When the sound of a bag of potato chips is being torn open by someone, the noise cuts through a darkened movie theater. The noise, in an otherwise silent space, pinpoints for all moviegoers exactly where the chips are being eaten. According to a new Tel Aviv University (TAU) study, bats operate in a similar fashion.
Bats, hunting at night in groups, improve their chances of finding the best patches of insects by engaging in reciprocal eavesdropping, says the study's lead investigator, Dr. Yossi Yovel of TAU's Department of Zoology. "Bats emit sonar signals to sense their environment. By recording them in real time, we can tell when they're attacking prey or when they encounter another bat and how they respond to it. This reveals new knowledge on the world of these miniature flying mammals, which account for more than 20 percent of mammalian species. It is an example of how an animal gains from working in a group, and it could even provide insight into operating swarms of drones in a collective search mission, for example."
The research, published recently in the journal Current Biology, was conducted in part by TAU graduate students Noam Cvikel, Katya Egert-Berg, and post-doc Eran Levin.
The subject of the study, the Rhinopoma microphyllum, also known as the greater mouse-tailed bat, preys on flying queen ants, an insect that congregates in highly-dispersed patches that can be difficult to find. While bats are able to use biosonar to detect their prey within 33 feet, their remarkable "eavesdropping" honing radar is able to identify other bats eating that prey from some 328 feet away. The study, conducted over two summers (2012-13) in Israel's northern Galilee region, found that bats' unique ability to snoop on others' hunting improved their collective chance of feeding well.
For the purpose of the study, Dr. Yovel and his team rigged 30 greater mouse-tailed bats, a highly social species of bats that migrate to Israel for the summer, with very small, GPS-enabled ultrasonic recorders.

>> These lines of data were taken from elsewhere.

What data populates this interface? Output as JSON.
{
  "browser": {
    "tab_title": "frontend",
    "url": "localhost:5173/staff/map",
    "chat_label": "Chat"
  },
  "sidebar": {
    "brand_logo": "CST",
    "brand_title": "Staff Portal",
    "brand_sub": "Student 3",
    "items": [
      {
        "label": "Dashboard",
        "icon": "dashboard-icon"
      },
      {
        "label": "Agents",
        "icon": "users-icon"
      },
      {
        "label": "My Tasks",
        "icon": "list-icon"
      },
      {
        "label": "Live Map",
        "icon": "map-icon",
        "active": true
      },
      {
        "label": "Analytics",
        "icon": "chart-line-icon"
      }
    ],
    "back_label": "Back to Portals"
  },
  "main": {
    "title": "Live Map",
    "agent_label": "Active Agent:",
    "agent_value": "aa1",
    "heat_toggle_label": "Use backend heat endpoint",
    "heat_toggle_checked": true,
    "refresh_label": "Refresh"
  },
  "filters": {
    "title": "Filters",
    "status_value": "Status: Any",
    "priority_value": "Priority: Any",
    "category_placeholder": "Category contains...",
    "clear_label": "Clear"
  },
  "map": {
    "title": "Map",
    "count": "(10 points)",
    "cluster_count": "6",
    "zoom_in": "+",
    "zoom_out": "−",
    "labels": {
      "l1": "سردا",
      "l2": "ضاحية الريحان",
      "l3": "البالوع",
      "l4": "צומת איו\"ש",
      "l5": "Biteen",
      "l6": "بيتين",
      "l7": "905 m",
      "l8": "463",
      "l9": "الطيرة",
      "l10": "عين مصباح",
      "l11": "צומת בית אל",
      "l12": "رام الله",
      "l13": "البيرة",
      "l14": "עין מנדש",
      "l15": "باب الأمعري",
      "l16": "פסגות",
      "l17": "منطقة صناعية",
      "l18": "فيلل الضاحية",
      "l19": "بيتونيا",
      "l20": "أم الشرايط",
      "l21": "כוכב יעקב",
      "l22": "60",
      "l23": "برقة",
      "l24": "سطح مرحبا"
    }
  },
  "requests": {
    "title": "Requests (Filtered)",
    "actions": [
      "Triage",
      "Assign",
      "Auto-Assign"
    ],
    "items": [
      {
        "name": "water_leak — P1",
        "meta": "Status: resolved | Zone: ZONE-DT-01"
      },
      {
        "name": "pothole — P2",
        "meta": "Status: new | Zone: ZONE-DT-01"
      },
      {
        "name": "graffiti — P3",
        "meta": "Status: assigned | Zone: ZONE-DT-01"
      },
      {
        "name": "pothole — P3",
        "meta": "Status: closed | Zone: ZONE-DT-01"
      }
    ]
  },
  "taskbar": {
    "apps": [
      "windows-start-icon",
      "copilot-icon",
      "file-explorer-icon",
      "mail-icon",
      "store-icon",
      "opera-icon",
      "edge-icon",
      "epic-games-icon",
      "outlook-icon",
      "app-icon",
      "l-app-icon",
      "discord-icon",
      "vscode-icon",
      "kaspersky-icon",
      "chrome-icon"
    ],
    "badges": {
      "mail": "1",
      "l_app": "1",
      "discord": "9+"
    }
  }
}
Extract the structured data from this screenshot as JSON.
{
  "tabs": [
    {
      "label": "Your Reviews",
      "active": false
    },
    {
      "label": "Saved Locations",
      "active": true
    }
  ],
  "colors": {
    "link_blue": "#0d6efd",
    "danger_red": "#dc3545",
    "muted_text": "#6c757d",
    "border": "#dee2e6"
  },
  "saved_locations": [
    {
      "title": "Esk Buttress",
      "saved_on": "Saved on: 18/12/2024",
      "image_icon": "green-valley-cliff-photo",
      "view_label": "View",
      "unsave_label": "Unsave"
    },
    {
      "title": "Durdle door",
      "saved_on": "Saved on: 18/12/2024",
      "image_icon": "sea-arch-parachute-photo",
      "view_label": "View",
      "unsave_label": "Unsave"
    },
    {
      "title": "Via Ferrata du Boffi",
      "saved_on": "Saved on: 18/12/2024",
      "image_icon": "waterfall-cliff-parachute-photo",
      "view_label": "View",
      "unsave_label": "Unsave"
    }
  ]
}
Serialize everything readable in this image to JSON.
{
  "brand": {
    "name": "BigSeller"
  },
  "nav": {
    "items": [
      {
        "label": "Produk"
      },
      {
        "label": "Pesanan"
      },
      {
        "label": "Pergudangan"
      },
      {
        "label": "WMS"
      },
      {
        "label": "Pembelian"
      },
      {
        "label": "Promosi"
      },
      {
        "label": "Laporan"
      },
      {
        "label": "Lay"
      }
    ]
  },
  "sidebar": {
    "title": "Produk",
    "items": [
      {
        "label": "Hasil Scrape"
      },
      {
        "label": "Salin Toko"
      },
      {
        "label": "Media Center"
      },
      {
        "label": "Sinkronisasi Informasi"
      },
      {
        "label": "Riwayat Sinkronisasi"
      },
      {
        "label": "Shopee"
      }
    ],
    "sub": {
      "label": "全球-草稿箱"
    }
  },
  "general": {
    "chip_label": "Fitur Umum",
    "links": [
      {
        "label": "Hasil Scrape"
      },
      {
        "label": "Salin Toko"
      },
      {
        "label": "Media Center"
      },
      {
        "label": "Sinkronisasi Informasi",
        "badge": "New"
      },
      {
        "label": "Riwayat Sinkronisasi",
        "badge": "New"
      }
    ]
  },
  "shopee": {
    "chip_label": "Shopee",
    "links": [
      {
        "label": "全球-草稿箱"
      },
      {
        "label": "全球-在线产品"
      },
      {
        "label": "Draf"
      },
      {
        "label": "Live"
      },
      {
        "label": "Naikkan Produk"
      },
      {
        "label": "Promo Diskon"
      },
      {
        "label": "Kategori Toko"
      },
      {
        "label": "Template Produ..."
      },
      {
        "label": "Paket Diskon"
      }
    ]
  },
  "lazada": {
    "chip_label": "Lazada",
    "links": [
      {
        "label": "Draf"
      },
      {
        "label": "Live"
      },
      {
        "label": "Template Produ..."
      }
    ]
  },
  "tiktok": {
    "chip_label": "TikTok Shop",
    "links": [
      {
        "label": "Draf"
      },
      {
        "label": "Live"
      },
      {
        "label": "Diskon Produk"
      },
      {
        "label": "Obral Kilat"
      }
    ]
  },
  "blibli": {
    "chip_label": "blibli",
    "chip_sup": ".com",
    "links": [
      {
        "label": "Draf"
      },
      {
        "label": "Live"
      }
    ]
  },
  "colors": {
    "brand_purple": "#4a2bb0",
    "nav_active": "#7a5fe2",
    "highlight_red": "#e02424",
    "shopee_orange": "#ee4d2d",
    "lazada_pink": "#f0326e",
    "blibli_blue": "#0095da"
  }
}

The chips were attached with surgical glue which wore off after a week, causing them to fall off the bats. The team collected these chips to analyze the data they contained. They were only able to retrieve 40 per cent of the recorders, but they contained valuable recordings of 1,100 bat interactions, allowing the researchers to identify when the bats were hunting down prey and when they were simply chatting with other bats.
"The high bat density might result in a few possible sources of interference," said Dr. Yovel. "A bat might compete for the same prey, bat signals might theoretically jam others' sonar calls, and bats might suffer because they constantly need to track other bats while at the same time tracking food. We found this last source to be of most importance to the bats. Imagine that you are tracking a fly and a baseball is thrown towards you - you will have to stop tracking the fly. This is a kind of trade-off. Foraging in a group is beneficial, but not when the group is too dense."
Dr. Yovel added, "We seek to understand nature. We seek to understand how animals make decisions in the wild, but we are very limited in our ability to track animals in their natural environment, to accurately track their behavior, their foraging tactics and interactions with counterparts. In this study we were lucky to be able to harness a novel technology to gain insight into the secret world of bats."
The researchers are continuing to study bat behavior, comparing bats that use different foraging strategies. Dr. Yovel is also developing new sensors to monitor a host of other bat biological markers.